In my own program I'm trying to use this code here to add tooltip balloon windows to my application: http://www.codeproject.com/Articles/4991/Balloon-Tips-Galore (Source code available here)

I tried compiling the demo program and it works fine on 32-bit Windows 7, but when I try to use it on 64-bit Windows 7 the program crashes. If I try to debug the crash in VS2010 I get this message:

在此输入图像描述

The debugger is in some area where the source code isn't available and it says Call stack location: ntdll.dll!0000000076fe40f2()

How can I fix this so it won't crash on 64-bit?

I can't make the C# demo crash on Windows Server 2003 x64 (which is the only 64-bit environment I have handy at the moment), but the code is faulty so it makes sense that you're seeing unexpected behavior.

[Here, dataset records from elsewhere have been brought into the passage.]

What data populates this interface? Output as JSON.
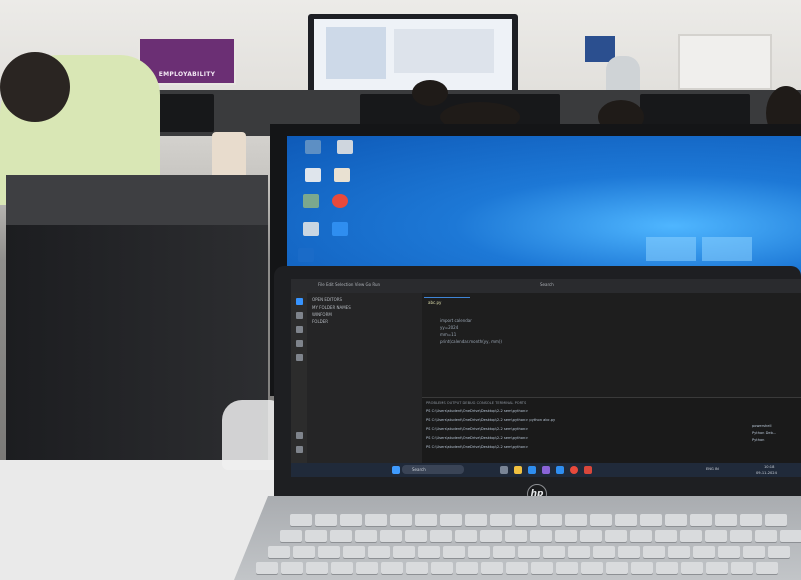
{
  "scene": {
    "description_tags": [
      "classroom",
      "laptop",
      "desktop-monitor"
    ]
  },
  "banner": {
    "text": "EMPLOYABILITY"
  },
  "vscode": {
    "menu": [
      "File",
      "Edit",
      "Selection",
      "View",
      "Go",
      "Run"
    ],
    "search_placeholder": "Search",
    "tab_label": "abc.py",
    "explorer_items": [
      "OPEN EDITORS",
      "MY FOLDER NAMES",
      "WINFORM",
      "FOLDER"
    ],
    "code_lines": [
      "import calendar",
      "yy=2024",
      "mm=11",
      "print(calendar.month(yy, mm))"
    ],
    "terminal_tabs": "PROBLEMS  OUTPUT  DEBUG CONSOLE  TERMINAL  PORTS",
    "terminal_lines": [
      "PS C:\\Users\\student\\OneDrive\\Desktop\\2-2 sem\\python>",
      "PS C:\\Users\\student\\OneDrive\\Desktop\\2-2 sem\\python> python abc.py",
      "PS C:\\Users\\student\\OneDrive\\Desktop\\2-2 sem\\python>",
      "PS C:\\Users\\student\\OneDrive\\Desktop\\2-2 sem\\python>",
      "PS C:\\Users\\student\\OneDrive\\Desktop\\2-2 sem\\python>"
    ],
    "right_panel": [
      "powershell",
      "Python Deb...",
      "Python"
    ]
  },
  "taskbar": {
    "search_label": "Search",
    "tray_lang": "ENG IN",
    "tray_time": "10:18",
    "tray_date": "09-11-2024"
  },
  "laptop": {
    "brand": "hp"
  },
  "colors": {
    "desktop_blue": "#1d78d6",
    "vscode_bg": "#1e1e1e",
    "shirt": "#d9e7b5"
  },
  "icons": [
    "folder-icon",
    "chrome-icon",
    "recycle-bin-icon",
    "vscode-icon",
    "windows-logo-icon"
  ]
}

Edit: Reproduced the crash in Windows Server 2008 R2 x64 using the original code, and verified the efficacy of the fix.

As Christian.K points out , the problem has been noted before . When calling the Marshal.StructureToPtr method, you should pass true for the third fDeleteOld parameter only when the specified memory block does not contain valid data. This is called out pretty explicitly in the documentation , so I'm not sure how the original writer got it wrong.

In this case, since the data was just allocated the line before by calling Marshal.AllocHGlobal , it does not contain valid data and should not be deleted/freed. The change is simple: change the third parameter true to false . Unfortunately, because the interop code is scattered across three different classes in the sample project, you'll have to make the change multiple places. The pattern you're looking for is this:

IntPtr ptrStruct = Marshal.AllocHGlobal(Marshal.SizeOf(ti));
Marshal.StructureToPtr(ti, ptrStruct, false /* <-- change this from true to false */);

Just as a general observation: the code tries to handle a lot of the interop stuff manually (by using methods of the Marshal class) rather than just letting the CLR handle it automatically. I much prefer the latter method. Even though I fully understand how to do all of the interop manually, letting the system manage it for me keeps down the number of mistakes I make and resulting heap corruption.

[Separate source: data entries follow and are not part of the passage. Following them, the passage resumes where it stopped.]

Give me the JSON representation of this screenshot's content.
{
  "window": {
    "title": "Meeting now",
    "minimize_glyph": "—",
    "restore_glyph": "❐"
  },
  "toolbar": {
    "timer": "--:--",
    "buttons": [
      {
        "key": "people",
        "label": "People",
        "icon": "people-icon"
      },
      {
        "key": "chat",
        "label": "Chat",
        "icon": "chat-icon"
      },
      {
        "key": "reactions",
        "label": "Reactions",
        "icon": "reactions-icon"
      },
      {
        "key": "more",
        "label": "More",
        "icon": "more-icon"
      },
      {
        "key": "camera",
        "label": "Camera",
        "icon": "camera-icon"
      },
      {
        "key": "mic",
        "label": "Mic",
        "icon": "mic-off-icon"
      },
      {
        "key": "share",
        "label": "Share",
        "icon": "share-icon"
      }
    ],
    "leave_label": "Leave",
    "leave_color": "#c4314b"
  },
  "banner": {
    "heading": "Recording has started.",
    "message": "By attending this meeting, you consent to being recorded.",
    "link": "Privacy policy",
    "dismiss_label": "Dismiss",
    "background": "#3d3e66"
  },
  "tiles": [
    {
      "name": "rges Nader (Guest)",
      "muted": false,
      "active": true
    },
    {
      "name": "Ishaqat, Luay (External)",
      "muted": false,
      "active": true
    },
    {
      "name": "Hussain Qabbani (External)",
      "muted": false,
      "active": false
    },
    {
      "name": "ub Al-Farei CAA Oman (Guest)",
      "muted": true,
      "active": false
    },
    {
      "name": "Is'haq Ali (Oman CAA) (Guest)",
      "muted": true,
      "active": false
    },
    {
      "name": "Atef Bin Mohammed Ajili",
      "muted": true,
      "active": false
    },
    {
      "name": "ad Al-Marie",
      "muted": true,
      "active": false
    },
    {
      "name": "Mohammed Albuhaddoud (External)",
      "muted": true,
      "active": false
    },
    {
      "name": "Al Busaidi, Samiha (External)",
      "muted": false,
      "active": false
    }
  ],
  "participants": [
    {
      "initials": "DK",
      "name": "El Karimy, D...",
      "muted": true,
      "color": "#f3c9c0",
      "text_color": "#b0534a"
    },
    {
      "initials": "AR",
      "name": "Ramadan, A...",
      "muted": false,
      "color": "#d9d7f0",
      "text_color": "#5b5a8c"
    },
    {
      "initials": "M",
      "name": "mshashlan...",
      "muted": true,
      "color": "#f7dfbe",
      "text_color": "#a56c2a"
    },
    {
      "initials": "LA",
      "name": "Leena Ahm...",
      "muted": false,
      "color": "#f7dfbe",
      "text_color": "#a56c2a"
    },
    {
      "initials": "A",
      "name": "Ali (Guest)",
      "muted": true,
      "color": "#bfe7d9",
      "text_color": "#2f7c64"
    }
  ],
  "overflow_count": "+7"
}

RhysW says he's never encountered heap corruption before, but it becomes very common when you start doing interop between .NET code and the Win32 API. The .NET Framework is no longer protecting you.

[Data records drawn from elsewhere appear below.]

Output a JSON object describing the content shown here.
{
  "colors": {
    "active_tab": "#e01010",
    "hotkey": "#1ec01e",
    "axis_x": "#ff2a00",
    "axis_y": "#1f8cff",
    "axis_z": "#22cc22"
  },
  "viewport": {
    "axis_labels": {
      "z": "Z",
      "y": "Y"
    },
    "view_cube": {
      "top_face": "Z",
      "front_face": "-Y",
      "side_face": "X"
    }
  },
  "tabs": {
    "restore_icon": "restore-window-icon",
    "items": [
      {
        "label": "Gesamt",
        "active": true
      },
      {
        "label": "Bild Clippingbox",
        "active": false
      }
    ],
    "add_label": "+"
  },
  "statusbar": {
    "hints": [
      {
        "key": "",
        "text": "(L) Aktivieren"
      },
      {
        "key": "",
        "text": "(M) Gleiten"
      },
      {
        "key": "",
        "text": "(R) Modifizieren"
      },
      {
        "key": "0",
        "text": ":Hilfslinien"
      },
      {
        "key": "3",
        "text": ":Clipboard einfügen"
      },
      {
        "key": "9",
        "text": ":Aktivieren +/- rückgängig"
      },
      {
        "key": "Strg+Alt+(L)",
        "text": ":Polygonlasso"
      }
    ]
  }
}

For an example of what I mean, notice that the FMSBalloonTip.SetToolTip method uses the Marshal.StringToHGlobalAuto method to marshal the string containing the tooltip's title as a pointer. While that certainly works (and the author was thankfully careful to free the pointer after they're finished), it would be much easier and less error-prone to declare an overload of the SendMessage function that accepts a string object as the fourth parameter. That way, the framework will handle all of the necessary interop stuff for you transparently.

The real question, of course, is why you need this code at all. It's way easier to just use the built-in ToolTip class , which has been available since the beginning. I'm not sure if you just didn't mention some feature you need that ToolTip doesn't provide or you just don't know about it, but I strongly recommend reconsidering your design so that you can make use of the built-in class and let the Microsoft programmers handle all of the interop stuff.

If it's the balloon part you're looking for, make sure to set the IsBalloon property of the ToolTip class. That wasn't introduced until .NET 2.0, but that's the same version the sample project is targeting.